Tuesday, March 1, 2016

Republican Debate Feb. 25 and The Oscars Feb. 29

I'm not sure which I found more dispiriting in the past week, the most recent Republican debate or the Oscars.  Politicians and movies both seem worst than ever.

The Feb.25 debate was a depressing spectacle,, with Trump, Cruz and Rubio calling each other "liar," Kasich on the sidelines defending his long record in Congress and as the governor of Ohio, and Ben ("can somebody please attack me") Carson more out of it than ever, saying that we should "examine the fruit salad of their lives" when considering Supreme Court nominees.  Meanwhile, there is almost no "debate" about the issues, the only disagreement being how much one can accomplish on the first day in office:  tearing up the agreement with Iran, bombing ISIS back to the Stone Age, defunding Planned Parenthood, getting rid of those obstructionist environmental regulations, abolishing Obamacare.  Some of this might have to involve the Congress, however, since all the Republicans agree that President Obama has been too dependent on "unconstitutional" executive orders.  As usual no one had any useful suggestions to replace Obamacare --  health empowerment accounts and letting health insurance companies sell across state lines would not help those who are too poor to afford insurance -- and unions were again conspicuous in their complete absence.

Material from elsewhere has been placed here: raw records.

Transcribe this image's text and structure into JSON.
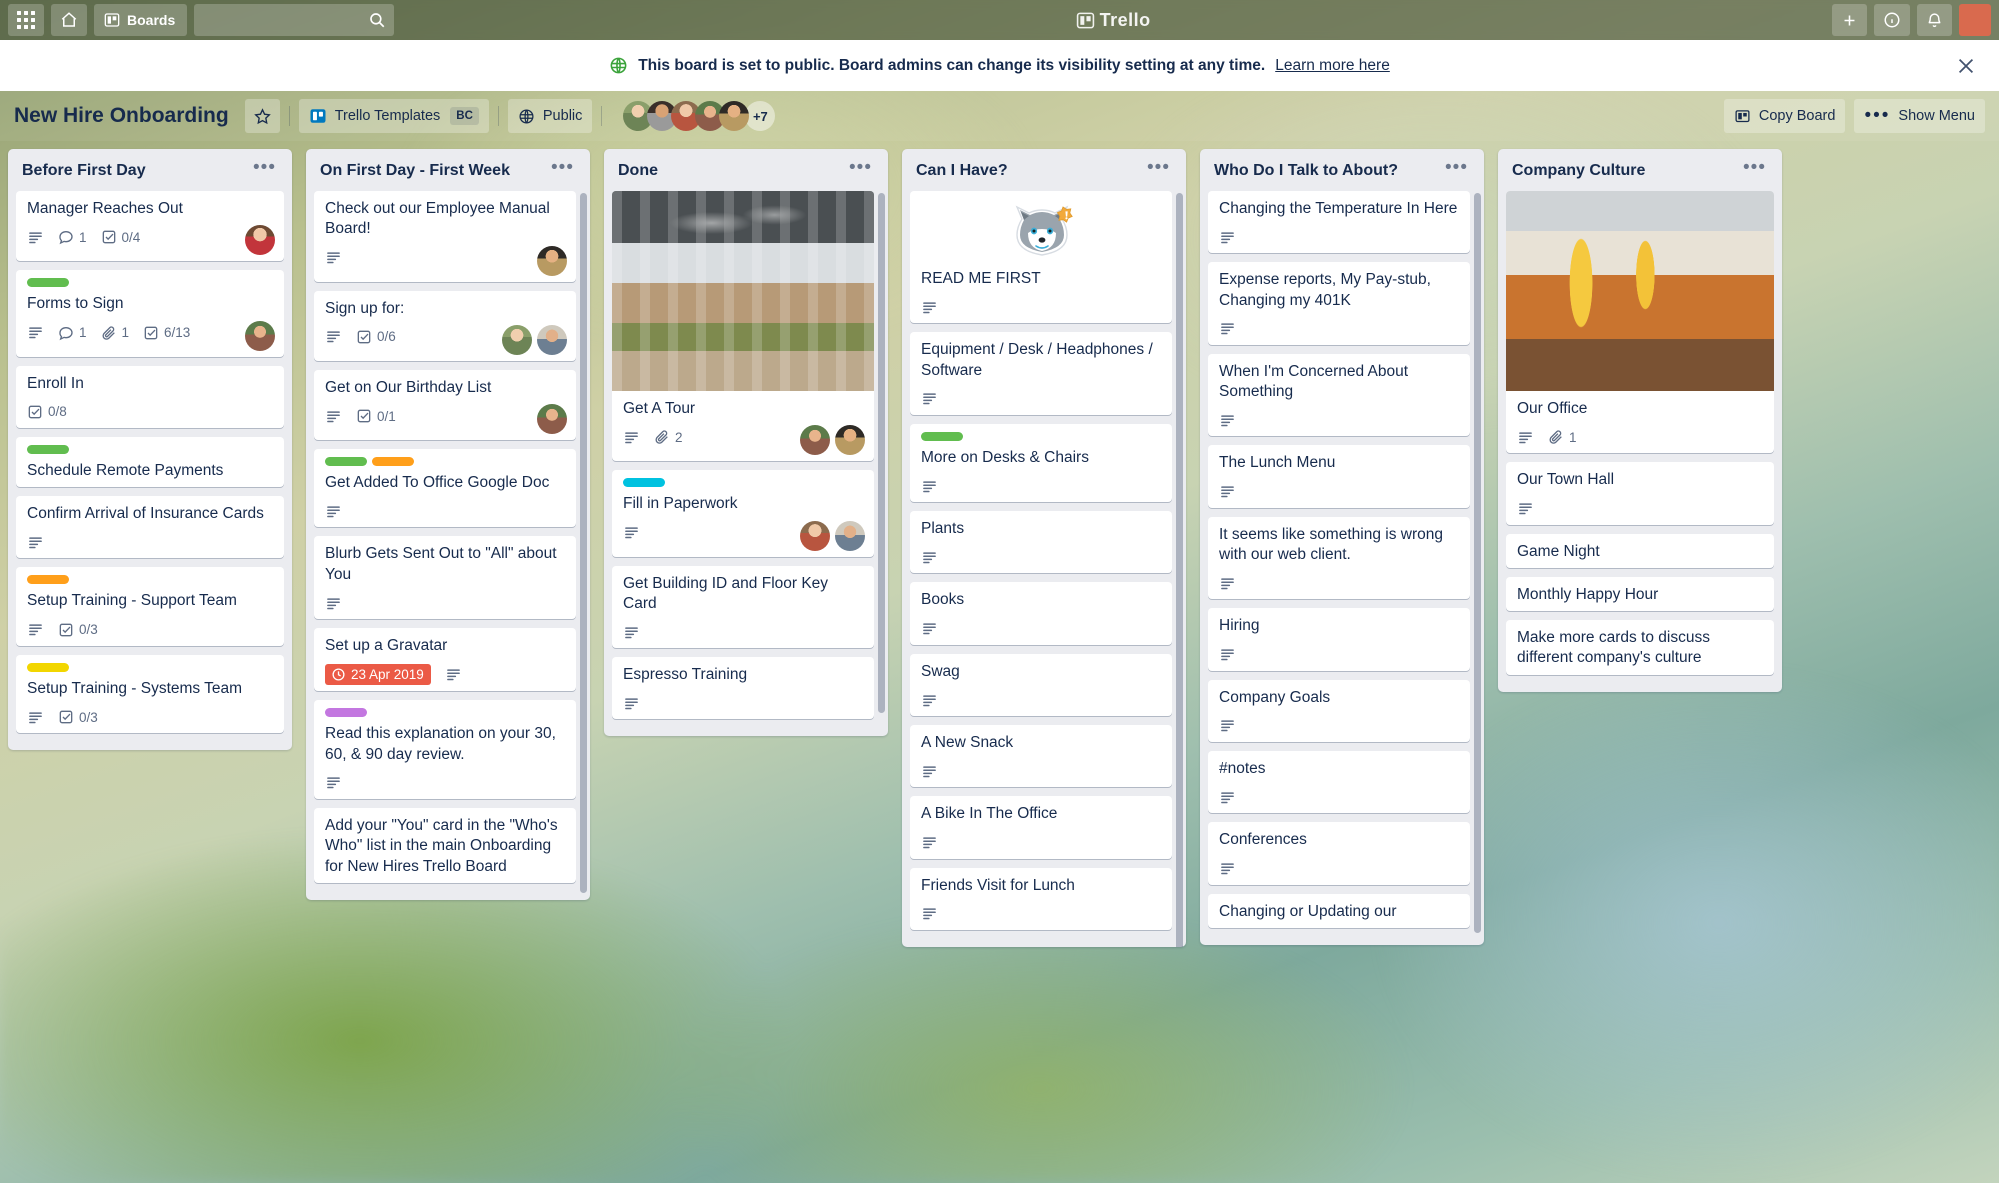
{
  "topbar": {
    "grid_icon": "apps-grid-icon",
    "home_icon": "home-icon",
    "boards_label": "Boards",
    "boards_icon": "board-icon",
    "search_placeholder": "",
    "search_value": "",
    "search_icon": "search-icon",
    "logo_text": "Trello",
    "add_icon": "plus-icon",
    "info_icon": "info-icon",
    "bell_icon": "notification-bell-icon",
    "avatar": "user-avatar"
  },
  "banner": {
    "globe_icon": "globe-public-icon",
    "message": "This board is set to public. Board admins can change its visibility setting at any time.",
    "link_label": "Learn more here",
    "close_icon": "close-icon"
  },
  "board_header": {
    "title": "New Hire Onboarding",
    "star_icon": "star-icon",
    "team_icon": "trello-board-icon",
    "team_name": "Trello Templates",
    "team_badge": "BC",
    "visibility_icon": "globe-icon",
    "visibility_label": "Public",
    "members_overflow": "+7",
    "copy_board_icon": "copy-board-icon",
    "copy_board_label": "Copy Board",
    "show_menu_icon": "ellipsis-icon",
    "show_menu_label": "Show Menu"
  },
  "lists": [
    {
      "title": "Before First Day",
      "menu_icon": "list-actions-icon",
      "cards": [
        {
          "title": "Manager Reaches Out",
          "labels": [],
          "badges": [
            {
              "type": "description",
              "icon": "description-icon",
              "text": ""
            },
            {
              "type": "comments",
              "icon": "comment-icon",
              "text": "1"
            },
            {
              "type": "checklist",
              "icon": "checklist-icon",
              "text": "0/4"
            }
          ],
          "avatars": [
            "f1"
          ]
        },
        {
          "title": "Forms to Sign",
          "labels": [
            "#61bd4f"
          ],
          "badges": [
            {
              "type": "description",
              "icon": "description-icon",
              "text": ""
            },
            {
              "type": "comments",
              "icon": "comment-icon",
              "text": "1"
            },
            {
              "type": "attachment",
              "icon": "attachment-icon",
              "text": "1"
            },
            {
              "type": "checklist",
              "icon": "checklist-icon",
              "text": "6/13"
            }
          ],
          "avatars": [
            "f2"
          ]
        },
        {
          "title": "Enroll In",
          "labels": [],
          "badges": [
            {
              "type": "checklist",
              "icon": "checklist-icon",
              "text": "0/8"
            }
          ],
          "avatars": []
        },
        {
          "title": "Schedule Remote Payments",
          "labels": [
            "#61bd4f"
          ],
          "badges": [],
          "avatars": []
        },
        {
          "title": "Confirm Arrival of Insurance Cards",
          "labels": [],
          "badges": [
            {
              "type": "description",
              "icon": "description-icon",
              "text": ""
            }
          ],
          "avatars": []
        },
        {
          "title": "Setup Training - Support Team",
          "labels": [
            "#ff9f1a"
          ],
          "badges": [
            {
              "type": "description",
              "icon": "description-icon",
              "text": ""
            },
            {
              "type": "checklist",
              "icon": "checklist-icon",
              "text": "0/3"
            }
          ],
          "avatars": []
        },
        {
          "title": "Setup Training - Systems Team",
          "labels": [
            "#f2d600"
          ],
          "badges": [
            {
              "type": "description",
              "icon": "description-icon",
              "text": ""
            },
            {
              "type": "checklist",
              "icon": "checklist-icon",
              "text": "0/3"
            }
          ],
          "avatars": []
        }
      ]
    },
    {
      "title": "On First Day - First Week",
      "menu_icon": "list-actions-icon",
      "cards": [
        {
          "title": "Check out our Employee Manual Board!",
          "labels": [],
          "badges": [
            {
              "type": "description",
              "icon": "description-icon",
              "text": ""
            }
          ],
          "avatars": [
            "f3"
          ]
        },
        {
          "title": "Sign up for:",
          "labels": [],
          "badges": [
            {
              "type": "description",
              "icon": "description-icon",
              "text": ""
            },
            {
              "type": "checklist",
              "icon": "checklist-icon",
              "text": "0/6"
            }
          ],
          "avatars": [
            "f4",
            "f5"
          ]
        },
        {
          "title": "Get on Our Birthday List",
          "labels": [],
          "badges": [
            {
              "type": "description",
              "icon": "description-icon",
              "text": ""
            },
            {
              "type": "checklist",
              "icon": "checklist-icon",
              "text": "0/1"
            }
          ],
          "avatars": [
            "f2"
          ]
        },
        {
          "title": "Get Added To Office Google Doc",
          "labels": [
            "#61bd4f",
            "#ff9f1a"
          ],
          "badges": [
            {
              "type": "description",
              "icon": "description-icon",
              "text": ""
            }
          ],
          "avatars": []
        },
        {
          "title": "Blurb Gets Sent Out to \"All\" about You",
          "labels": [],
          "badges": [
            {
              "type": "description",
              "icon": "description-icon",
              "text": ""
            }
          ],
          "avatars": []
        },
        {
          "title": "Set up a Gravatar",
          "labels": [],
          "badges": [
            {
              "type": "due",
              "icon": "clock-icon",
              "text": "23 Apr 2019"
            },
            {
              "type": "description",
              "icon": "description-icon",
              "text": ""
            }
          ],
          "avatars": []
        },
        {
          "title": "Read this explanation on your 30, 60, & 90 day review.",
          "labels": [
            "#c377e0"
          ],
          "badges": [
            {
              "type": "description",
              "icon": "description-icon",
              "text": ""
            }
          ],
          "avatars": []
        },
        {
          "title": "Add your \"You\" card in the \"Who's Who\" list in the main Onboarding for New Hires Trello Board",
          "labels": [],
          "badges": [],
          "avatars": []
        }
      ]
    },
    {
      "title": "Done",
      "menu_icon": "list-actions-icon",
      "cards": [
        {
          "title": "Get A Tour",
          "cover": "cover-office",
          "labels": [],
          "badges": [
            {
              "type": "description",
              "icon": "description-icon",
              "text": ""
            },
            {
              "type": "attachment",
              "icon": "attachment-icon",
              "text": "2"
            }
          ],
          "avatars": [
            "f2",
            "f3"
          ]
        },
        {
          "title": "Fill in Paperwork",
          "labels": [
            "#00c2e0"
          ],
          "badges": [
            {
              "type": "description",
              "icon": "description-icon",
              "text": ""
            }
          ],
          "avatars": [
            "f8",
            "f5"
          ]
        },
        {
          "title": "Get Building ID and Floor Key Card",
          "labels": [],
          "badges": [
            {
              "type": "description",
              "icon": "description-icon",
              "text": ""
            }
          ],
          "avatars": []
        },
        {
          "title": "Espresso Training",
          "labels": [],
          "badges": [
            {
              "type": "description",
              "icon": "description-icon",
              "text": ""
            }
          ],
          "avatars": []
        }
      ]
    },
    {
      "title": "Can I Have?",
      "menu_icon": "list-actions-icon",
      "cards": [
        {
          "title": "READ ME FIRST",
          "sticker": "husky-alert-sticker",
          "labels": [],
          "badges": [
            {
              "type": "description",
              "icon": "description-icon",
              "text": ""
            }
          ],
          "avatars": []
        },
        {
          "title": "Equipment / Desk / Headphones / Software",
          "labels": [],
          "badges": [
            {
              "type": "description",
              "icon": "description-icon",
              "text": ""
            }
          ],
          "avatars": []
        },
        {
          "title": "More on Desks & Chairs",
          "labels": [
            "#61bd4f"
          ],
          "badges": [
            {
              "type": "description",
              "icon": "description-icon",
              "text": ""
            }
          ],
          "avatars": []
        },
        {
          "title": "Plants",
          "labels": [],
          "badges": [
            {
              "type": "description",
              "icon": "description-icon",
              "text": ""
            }
          ],
          "avatars": []
        },
        {
          "title": "Books",
          "labels": [],
          "badges": [
            {
              "type": "description",
              "icon": "description-icon",
              "text": ""
            }
          ],
          "avatars": []
        },
        {
          "title": "Swag",
          "labels": [],
          "badges": [
            {
              "type": "description",
              "icon": "description-icon",
              "text": ""
            }
          ],
          "avatars": []
        },
        {
          "title": "A New Snack",
          "labels": [],
          "badges": [
            {
              "type": "description",
              "icon": "description-icon",
              "text": ""
            }
          ],
          "avatars": []
        },
        {
          "title": "A Bike In The Office",
          "labels": [],
          "badges": [
            {
              "type": "description",
              "icon": "description-icon",
              "text": ""
            }
          ],
          "avatars": []
        },
        {
          "title": "Friends Visit for Lunch",
          "labels": [],
          "badges": [
            {
              "type": "description",
              "icon": "description-icon",
              "text": ""
            }
          ],
          "avatars": []
        }
      ]
    },
    {
      "title": "Who Do I Talk to About?",
      "menu_icon": "list-actions-icon",
      "cards": [
        {
          "title": "Changing the Temperature In Here",
          "labels": [],
          "badges": [
            {
              "type": "description",
              "icon": "description-icon",
              "text": ""
            }
          ],
          "avatars": []
        },
        {
          "title": "Expense reports, My Pay-stub, Changing my 401K",
          "labels": [],
          "badges": [
            {
              "type": "description",
              "icon": "description-icon",
              "text": ""
            }
          ],
          "avatars": []
        },
        {
          "title": "When I'm Concerned About Something",
          "labels": [],
          "badges": [
            {
              "type": "description",
              "icon": "description-icon",
              "text": ""
            }
          ],
          "avatars": []
        },
        {
          "title": "The Lunch Menu",
          "labels": [],
          "badges": [
            {
              "type": "description",
              "icon": "description-icon",
              "text": ""
            }
          ],
          "avatars": []
        },
        {
          "title": "It seems like something is wrong with our web client.",
          "labels": [],
          "badges": [
            {
              "type": "description",
              "icon": "description-icon",
              "text": ""
            }
          ],
          "avatars": []
        },
        {
          "title": "Hiring",
          "labels": [],
          "badges": [
            {
              "type": "description",
              "icon": "description-icon",
              "text": ""
            }
          ],
          "avatars": []
        },
        {
          "title": "Company Goals",
          "labels": [],
          "badges": [
            {
              "type": "description",
              "icon": "description-icon",
              "text": ""
            }
          ],
          "avatars": []
        },
        {
          "title": "#notes",
          "labels": [],
          "badges": [
            {
              "type": "description",
              "icon": "description-icon",
              "text": ""
            }
          ],
          "avatars": []
        },
        {
          "title": "Conferences",
          "labels": [],
          "badges": [
            {
              "type": "description",
              "icon": "description-icon",
              "text": ""
            }
          ],
          "avatars": []
        },
        {
          "title": "Changing or Updating our",
          "labels": [],
          "badges": [],
          "avatars": []
        }
      ]
    },
    {
      "title": "Company Culture",
      "menu_icon": "list-actions-icon",
      "cards": [
        {
          "title": "Our Office",
          "cover": "cover-lounge",
          "labels": [],
          "badges": [
            {
              "type": "description",
              "icon": "description-icon",
              "text": ""
            },
            {
              "type": "attachment",
              "icon": "attachment-icon",
              "text": "1"
            }
          ],
          "avatars": []
        },
        {
          "title": "Our Town Hall",
          "labels": [],
          "badges": [
            {
              "type": "description",
              "icon": "description-icon",
              "text": ""
            }
          ],
          "avatars": []
        },
        {
          "title": "Game Night",
          "labels": [],
          "badges": [],
          "avatars": []
        },
        {
          "title": "Monthly Happy Hour",
          "labels": [],
          "badges": [],
          "avatars": []
        },
        {
          "title": "Make more cards to discuss different company's culture",
          "labels": [],
          "badges": [],
          "avatars": []
        }
      ]
    }
  ]
}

As for the Oscars:  the debate about diversity tended to obscure the fact that most movies today look as if D.W. Griffith had never lived.  The only positive spot  in the whole tedious evening was the Oscar for best music to Ennio Morricone for Tarantino's The Hateful Eight.  Morricone was given an honorary Oscar in 2006, when he was 78, but he defied the tradition of death, which usually follows the honorary Oscar, and stuck around to win the genuine article.  Morricone has scored over 500 movies and TV shows and, of the ones I've seen and heard, C'er una volta il West (Once Upon a Time in the West, 1968) is the best; it might even be true that director Sergio Leone made the film to fit the score that Morricone wrote! Film scores have never gotten the attention they deserve but I am sometimes influenced to watch a movie based on who did the music (in my more more purist days I preferred no score, as in the films of Ingmar Bergman).